Born in Iowa, USA in 1949. She graduated from the University of Northern Iowa and joined a group of artists in Santa Fe in 1972. She immigrated to Israel in 1976 after she converted to Judaism and married art critic Itamar Levy.
Her work can be divided into two main periods. The first, from 1976 to 1980, consisted of large-scale collages with a sloppy appearance that combined rough-cloths and other poor materials. The complex created many textures and transparencies, which incorporated images that she painted in water or oil. The point of view in these works was usually from the bird's eye. The process of her work was similar to the work of the female artists of the American feminist model and decoration of the 1970s.
In the 1980s Pamela moved to figurative-realistic painting, based on photographs she usually took. She often painted adolescent women and girls in the pool and on the beach.

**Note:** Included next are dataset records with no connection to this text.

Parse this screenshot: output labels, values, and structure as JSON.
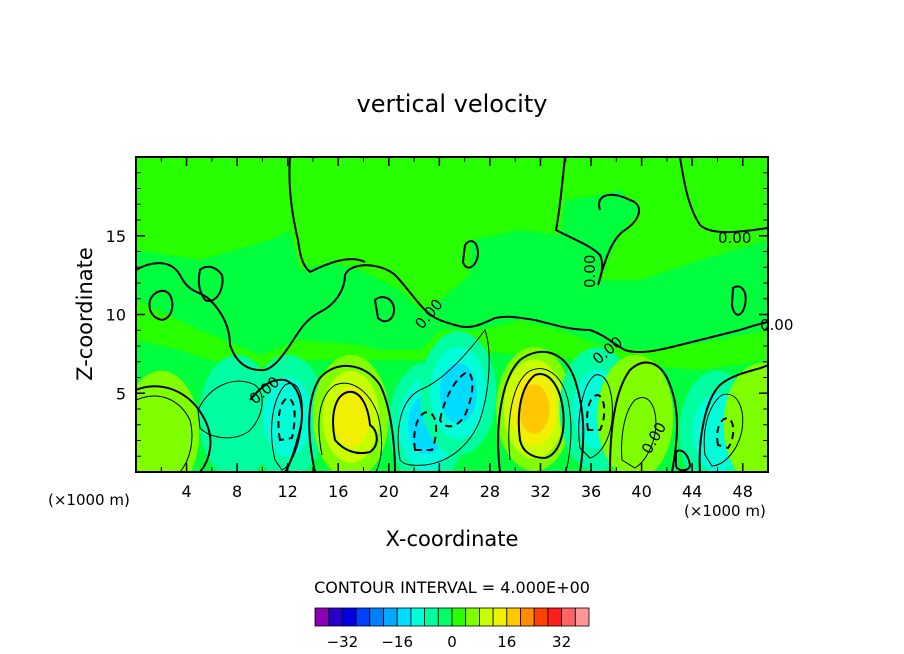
{
  "figure": {
    "title": "vertical velocity",
    "xlabel": "X-coordinate",
    "ylabel": "Z-coordinate",
    "x_unit_left": "(×1000 m)",
    "x_unit_right": "(×1000 m)",
    "contour_interval_text": "CONTOUR INTERVAL = 4.000E+00",
    "contour_labels": [
      "0.00",
      "0.00",
      "0.00",
      "0.00",
      "0.00",
      "0.00",
      "0.00"
    ]
  },
  "chart_data": {
    "type": "heatmap",
    "title": "vertical velocity",
    "xlabel": "X-coordinate",
    "ylabel": "Z-coordinate",
    "xlim": [
      0,
      50
    ],
    "ylim": [
      0,
      20
    ],
    "x_ticks": [
      4,
      8,
      12,
      16,
      20,
      24,
      28,
      32,
      36,
      40,
      44,
      48
    ],
    "y_ticks": [
      5,
      10,
      15
    ],
    "contour_interval": 4.0,
    "grid": false,
    "features": [
      {
        "x": 2,
        "z": 2.5,
        "value": 6,
        "sign": "up"
      },
      {
        "x": 8,
        "z": 3.5,
        "value": -6,
        "sign": "down"
      },
      {
        "x": 12,
        "z": 3.5,
        "value": -9,
        "sign": "down"
      },
      {
        "x": 17,
        "z": 3.5,
        "value": 14,
        "sign": "up"
      },
      {
        "x": 23,
        "z": 3,
        "value": -12,
        "sign": "down"
      },
      {
        "x": 25.5,
        "z": 5,
        "value": -13,
        "sign": "down"
      },
      {
        "x": 31.5,
        "z": 4,
        "value": 17,
        "sign": "up"
      },
      {
        "x": 36.5,
        "z": 4,
        "value": -10,
        "sign": "down"
      },
      {
        "x": 39.5,
        "z": 3.5,
        "value": 7,
        "sign": "up"
      },
      {
        "x": 46,
        "z": 2.5,
        "value": -10,
        "sign": "down"
      },
      {
        "x": 49.5,
        "z": 3,
        "value": 5,
        "sign": "up"
      }
    ],
    "colorbar": {
      "ticks": [
        -32,
        -16,
        0,
        16,
        32
      ],
      "tick_labels": [
        "−32",
        "−16",
        "0",
        "16",
        "32"
      ],
      "colors": [
        "#8c00b4",
        "#2800c8",
        "#0000e6",
        "#0040ff",
        "#0080ff",
        "#00a8ff",
        "#00dcff",
        "#00ffd8",
        "#00ffa0",
        "#00ff64",
        "#28ff00",
        "#80ff00",
        "#c8ff00",
        "#f0f000",
        "#ffc800",
        "#ff8c00",
        "#ff4000",
        "#ff1e1e",
        "#ff6464",
        "#ff9696"
      ]
    }
  }
}
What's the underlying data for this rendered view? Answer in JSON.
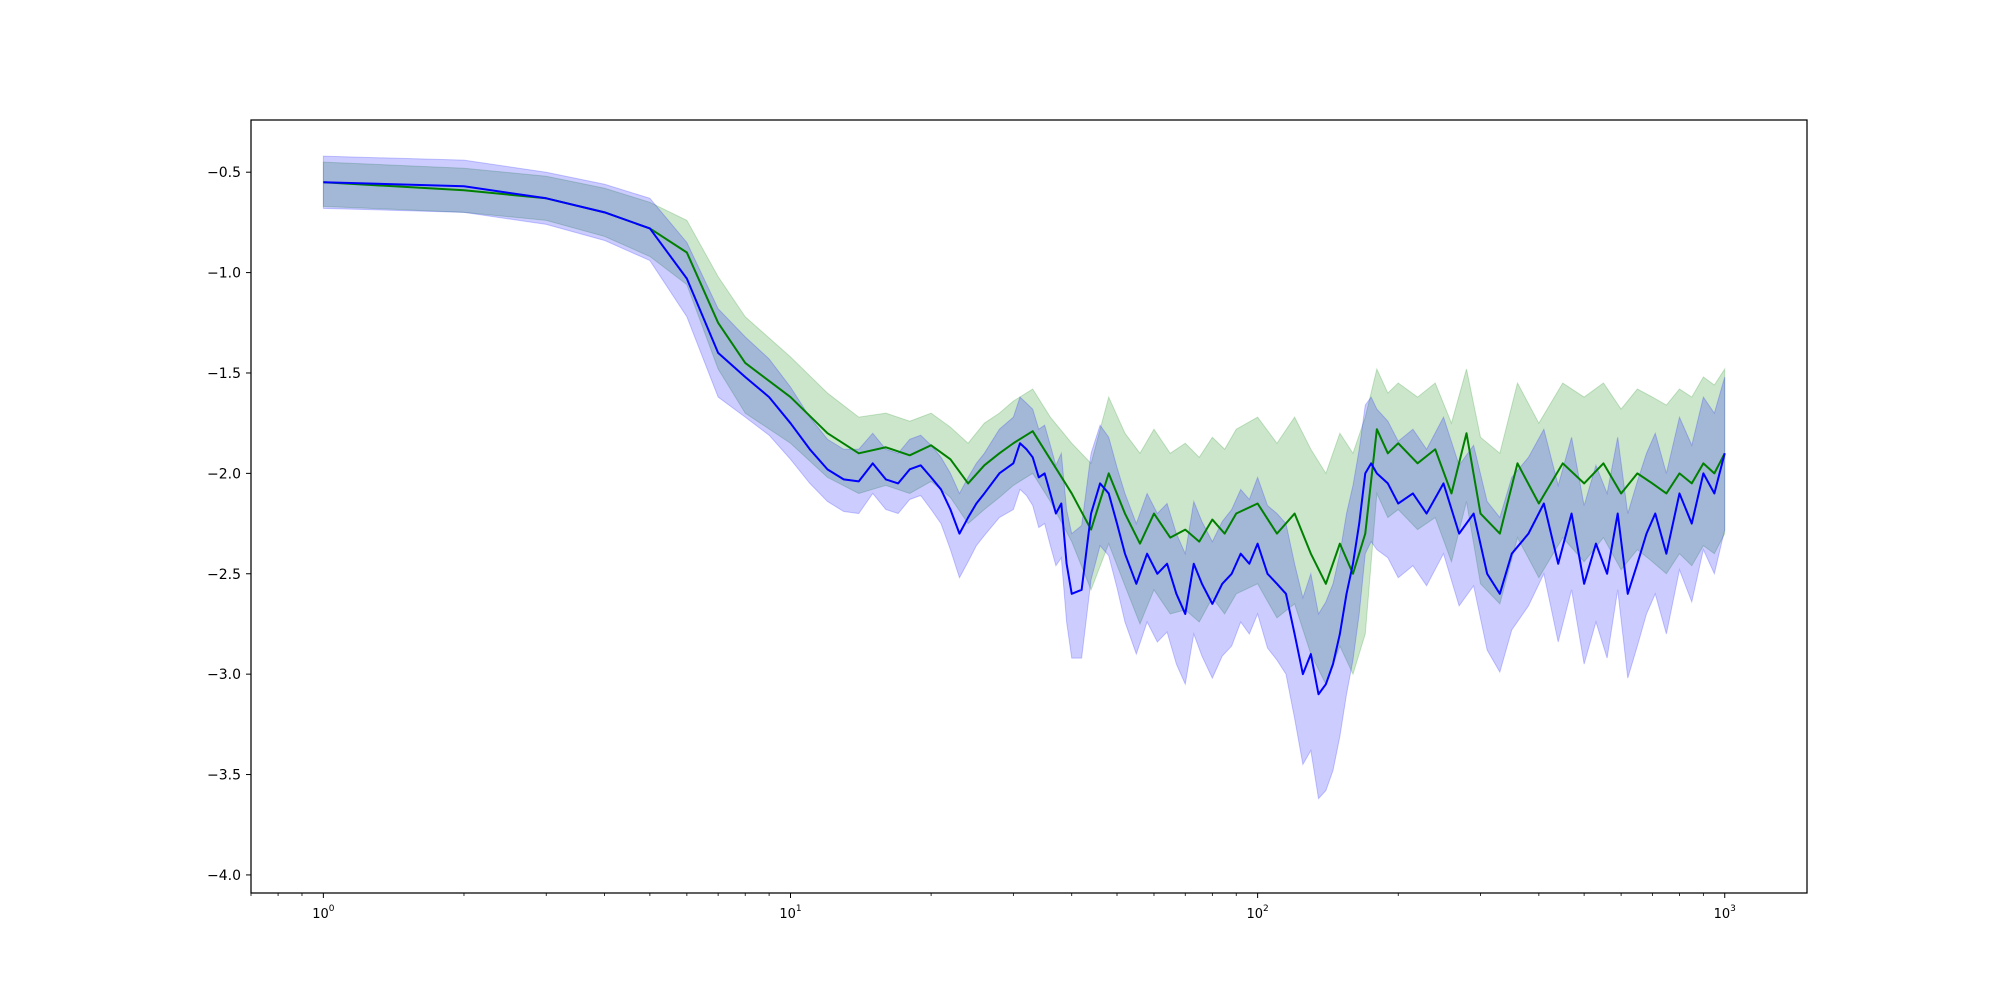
{
  "chart_data": {
    "type": "line",
    "title": "",
    "xlabel": "",
    "ylabel": "",
    "xscale": "log",
    "xlim": [
      0.7,
      1500
    ],
    "ylim": [
      -4.09,
      -0.24
    ],
    "grid": false,
    "legend": "none",
    "x_ticks": [
      {
        "value": 1,
        "base": "10",
        "exp": "0"
      },
      {
        "value": 10,
        "base": "10",
        "exp": "1"
      },
      {
        "value": 100,
        "base": "10",
        "exp": "2"
      },
      {
        "value": 1000,
        "base": "10",
        "exp": "3"
      }
    ],
    "y_ticks": [
      {
        "value": -0.5,
        "label": "−0.5"
      },
      {
        "value": -1.0,
        "label": "−1.0"
      },
      {
        "value": -1.5,
        "label": "−1.5"
      },
      {
        "value": -2.0,
        "label": "−2.0"
      },
      {
        "value": -2.5,
        "label": "−2.5"
      },
      {
        "value": -3.0,
        "label": "−3.0"
      },
      {
        "value": -3.5,
        "label": "−3.5"
      },
      {
        "value": -4.0,
        "label": "−4.0"
      }
    ],
    "series": [
      {
        "color": "#008000",
        "band_color": "#008000",
        "band_opacity": 0.2,
        "x": [
          1,
          2,
          3,
          4,
          5,
          6,
          7,
          8,
          10,
          12,
          14,
          16,
          18,
          20,
          22,
          24,
          26,
          28,
          30,
          33,
          36,
          40,
          44,
          48,
          52,
          56,
          60,
          65,
          70,
          75,
          80,
          85,
          90,
          100,
          110,
          120,
          130,
          140,
          150,
          160,
          170,
          180,
          190,
          200,
          220,
          240,
          260,
          280,
          300,
          330,
          360,
          400,
          450,
          500,
          550,
          600,
          650,
          700,
          750,
          800,
          850,
          900,
          950,
          1000
        ],
        "y": [
          -0.55,
          -0.59,
          -0.63,
          -0.7,
          -0.78,
          -0.9,
          -1.25,
          -1.45,
          -1.62,
          -1.8,
          -1.9,
          -1.87,
          -1.91,
          -1.86,
          -1.93,
          -2.05,
          -1.96,
          -1.9,
          -1.85,
          -1.79,
          -1.93,
          -2.1,
          -2.28,
          -2.0,
          -2.2,
          -2.35,
          -2.2,
          -2.32,
          -2.28,
          -2.34,
          -2.23,
          -2.3,
          -2.2,
          -2.15,
          -2.3,
          -2.2,
          -2.4,
          -2.55,
          -2.35,
          -2.5,
          -2.3,
          -1.78,
          -1.9,
          -1.85,
          -1.95,
          -1.88,
          -2.1,
          -1.8,
          -2.2,
          -2.3,
          -1.95,
          -2.15,
          -1.95,
          -2.05,
          -1.95,
          -2.1,
          -2.0,
          -2.05,
          -2.1,
          -2.0,
          -2.05,
          -1.95,
          -2.0,
          -1.9
        ],
        "upper": [
          -0.45,
          -0.48,
          -0.52,
          -0.58,
          -0.65,
          -0.74,
          -1.02,
          -1.22,
          -1.42,
          -1.6,
          -1.72,
          -1.7,
          -1.74,
          -1.7,
          -1.77,
          -1.85,
          -1.75,
          -1.7,
          -1.64,
          -1.58,
          -1.72,
          -1.85,
          -1.95,
          -1.62,
          -1.8,
          -1.9,
          -1.78,
          -1.9,
          -1.85,
          -1.92,
          -1.82,
          -1.88,
          -1.78,
          -1.72,
          -1.85,
          -1.72,
          -1.88,
          -2.0,
          -1.8,
          -1.9,
          -1.72,
          -1.48,
          -1.6,
          -1.55,
          -1.62,
          -1.55,
          -1.75,
          -1.48,
          -1.82,
          -1.9,
          -1.55,
          -1.75,
          -1.55,
          -1.62,
          -1.55,
          -1.68,
          -1.58,
          -1.62,
          -1.66,
          -1.58,
          -1.62,
          -1.52,
          -1.56,
          -1.48
        ],
        "lower": [
          -0.67,
          -0.7,
          -0.74,
          -0.82,
          -0.92,
          -1.06,
          -1.48,
          -1.7,
          -1.85,
          -2.02,
          -2.1,
          -2.06,
          -2.1,
          -2.04,
          -2.12,
          -2.25,
          -2.18,
          -2.12,
          -2.06,
          -2.0,
          -2.14,
          -2.34,
          -2.58,
          -2.35,
          -2.56,
          -2.75,
          -2.58,
          -2.7,
          -2.68,
          -2.74,
          -2.62,
          -2.7,
          -2.6,
          -2.55,
          -2.72,
          -2.65,
          -2.9,
          -3.05,
          -2.86,
          -3.0,
          -2.8,
          -2.1,
          -2.22,
          -2.18,
          -2.28,
          -2.22,
          -2.44,
          -2.14,
          -2.55,
          -2.65,
          -2.32,
          -2.52,
          -2.32,
          -2.44,
          -2.32,
          -2.48,
          -2.38,
          -2.44,
          -2.5,
          -2.4,
          -2.46,
          -2.36,
          -2.4,
          -2.3
        ]
      },
      {
        "color": "#0000ff",
        "band_color": "#0000ff",
        "band_opacity": 0.2,
        "x": [
          1,
          2,
          3,
          4,
          5,
          6,
          7,
          8,
          9,
          10,
          11,
          12,
          13,
          14,
          15,
          16,
          17,
          18,
          19,
          20,
          21,
          22,
          23,
          24,
          25,
          26,
          28,
          30,
          31,
          32,
          33,
          34,
          35,
          36,
          37,
          38,
          39,
          40,
          42,
          44,
          46,
          48,
          50,
          52,
          55,
          58,
          61,
          64,
          67,
          70,
          73,
          76,
          80,
          84,
          88,
          92,
          96,
          100,
          105,
          110,
          115,
          120,
          125,
          130,
          135,
          140,
          145,
          150,
          155,
          160,
          165,
          170,
          175,
          180,
          190,
          200,
          215,
          230,
          250,
          270,
          290,
          310,
          330,
          350,
          380,
          410,
          440,
          470,
          500,
          530,
          560,
          590,
          620,
          650,
          680,
          710,
          750,
          800,
          850,
          900,
          950,
          1000
        ],
        "y": [
          -0.55,
          -0.57,
          -0.63,
          -0.7,
          -0.78,
          -1.03,
          -1.4,
          -1.52,
          -1.62,
          -1.75,
          -1.88,
          -1.98,
          -2.03,
          -2.04,
          -1.95,
          -2.03,
          -2.05,
          -1.98,
          -1.96,
          -2.02,
          -2.08,
          -2.18,
          -2.3,
          -2.22,
          -2.15,
          -2.1,
          -2.0,
          -1.95,
          -1.85,
          -1.88,
          -1.92,
          -2.02,
          -2.0,
          -2.1,
          -2.2,
          -2.15,
          -2.45,
          -2.6,
          -2.58,
          -2.2,
          -2.05,
          -2.1,
          -2.25,
          -2.4,
          -2.55,
          -2.4,
          -2.5,
          -2.45,
          -2.6,
          -2.7,
          -2.45,
          -2.55,
          -2.65,
          -2.55,
          -2.5,
          -2.4,
          -2.45,
          -2.35,
          -2.5,
          -2.55,
          -2.6,
          -2.8,
          -3.0,
          -2.9,
          -3.1,
          -3.05,
          -2.95,
          -2.8,
          -2.6,
          -2.45,
          -2.25,
          -2.0,
          -1.95,
          -2.0,
          -2.05,
          -2.15,
          -2.1,
          -2.2,
          -2.05,
          -2.3,
          -2.2,
          -2.5,
          -2.6,
          -2.4,
          -2.3,
          -2.15,
          -2.45,
          -2.2,
          -2.55,
          -2.35,
          -2.5,
          -2.2,
          -2.6,
          -2.45,
          -2.3,
          -2.2,
          -2.4,
          -2.1,
          -2.25,
          -2.0,
          -2.1,
          -1.9
        ],
        "upper": [
          -0.42,
          -0.44,
          -0.5,
          -0.56,
          -0.63,
          -0.85,
          -1.18,
          -1.32,
          -1.43,
          -1.57,
          -1.72,
          -1.83,
          -1.88,
          -1.88,
          -1.8,
          -1.88,
          -1.9,
          -1.83,
          -1.81,
          -1.86,
          -1.92,
          -2.0,
          -2.1,
          -2.02,
          -1.95,
          -1.9,
          -1.78,
          -1.72,
          -1.62,
          -1.65,
          -1.68,
          -1.78,
          -1.76,
          -1.86,
          -1.96,
          -1.9,
          -2.18,
          -2.3,
          -2.26,
          -1.9,
          -1.76,
          -1.82,
          -1.97,
          -2.1,
          -2.25,
          -2.1,
          -2.2,
          -2.15,
          -2.3,
          -2.4,
          -2.14,
          -2.24,
          -2.34,
          -2.24,
          -2.18,
          -2.08,
          -2.13,
          -2.02,
          -2.16,
          -2.2,
          -2.25,
          -2.45,
          -2.62,
          -2.5,
          -2.7,
          -2.64,
          -2.55,
          -2.4,
          -2.2,
          -2.06,
          -1.88,
          -1.66,
          -1.62,
          -1.68,
          -1.74,
          -1.84,
          -1.78,
          -1.88,
          -1.72,
          -1.96,
          -1.86,
          -2.14,
          -2.22,
          -2.02,
          -1.92,
          -1.78,
          -2.06,
          -1.82,
          -2.16,
          -1.96,
          -2.1,
          -1.82,
          -2.2,
          -2.04,
          -1.9,
          -1.8,
          -2.0,
          -1.72,
          -1.86,
          -1.62,
          -1.7,
          -1.52
        ],
        "lower": [
          -0.68,
          -0.7,
          -0.76,
          -0.84,
          -0.94,
          -1.22,
          -1.62,
          -1.72,
          -1.81,
          -1.93,
          -2.05,
          -2.14,
          -2.19,
          -2.2,
          -2.1,
          -2.18,
          -2.2,
          -2.13,
          -2.11,
          -2.18,
          -2.25,
          -2.38,
          -2.52,
          -2.44,
          -2.36,
          -2.31,
          -2.22,
          -2.18,
          -2.08,
          -2.11,
          -2.16,
          -2.27,
          -2.25,
          -2.36,
          -2.46,
          -2.42,
          -2.74,
          -2.92,
          -2.92,
          -2.53,
          -2.36,
          -2.41,
          -2.57,
          -2.74,
          -2.9,
          -2.74,
          -2.84,
          -2.79,
          -2.95,
          -3.05,
          -2.8,
          -2.91,
          -3.02,
          -2.91,
          -2.86,
          -2.74,
          -2.8,
          -2.7,
          -2.87,
          -2.93,
          -3.0,
          -3.22,
          -3.45,
          -3.38,
          -3.62,
          -3.58,
          -3.48,
          -3.31,
          -3.1,
          -2.93,
          -2.7,
          -2.4,
          -2.34,
          -2.38,
          -2.42,
          -2.52,
          -2.46,
          -2.56,
          -2.4,
          -2.66,
          -2.56,
          -2.88,
          -2.99,
          -2.78,
          -2.66,
          -2.5,
          -2.84,
          -2.58,
          -2.95,
          -2.74,
          -2.92,
          -2.58,
          -3.02,
          -2.86,
          -2.7,
          -2.6,
          -2.8,
          -2.48,
          -2.64,
          -2.38,
          -2.5,
          -2.28
        ]
      }
    ]
  }
}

"She returned the body to painting against the background of a time when the body disappeared from the work," said painter Larry Abramson, after her death. "Her paintings focused on the body and people and dealt with a social and political environment.
Her works have been exhibited in important exhibitions in Israel and around the world.
In 1987, Levy won the Jacques Ohana Prize for the Tel Aviv Museum of Art and in 1990 she was awarded the Ministry of Education and Culture Prize.
Pamela Levy died of heart failure at the age of 55.
Her works are found in many important museums and collections in Israel and around the world.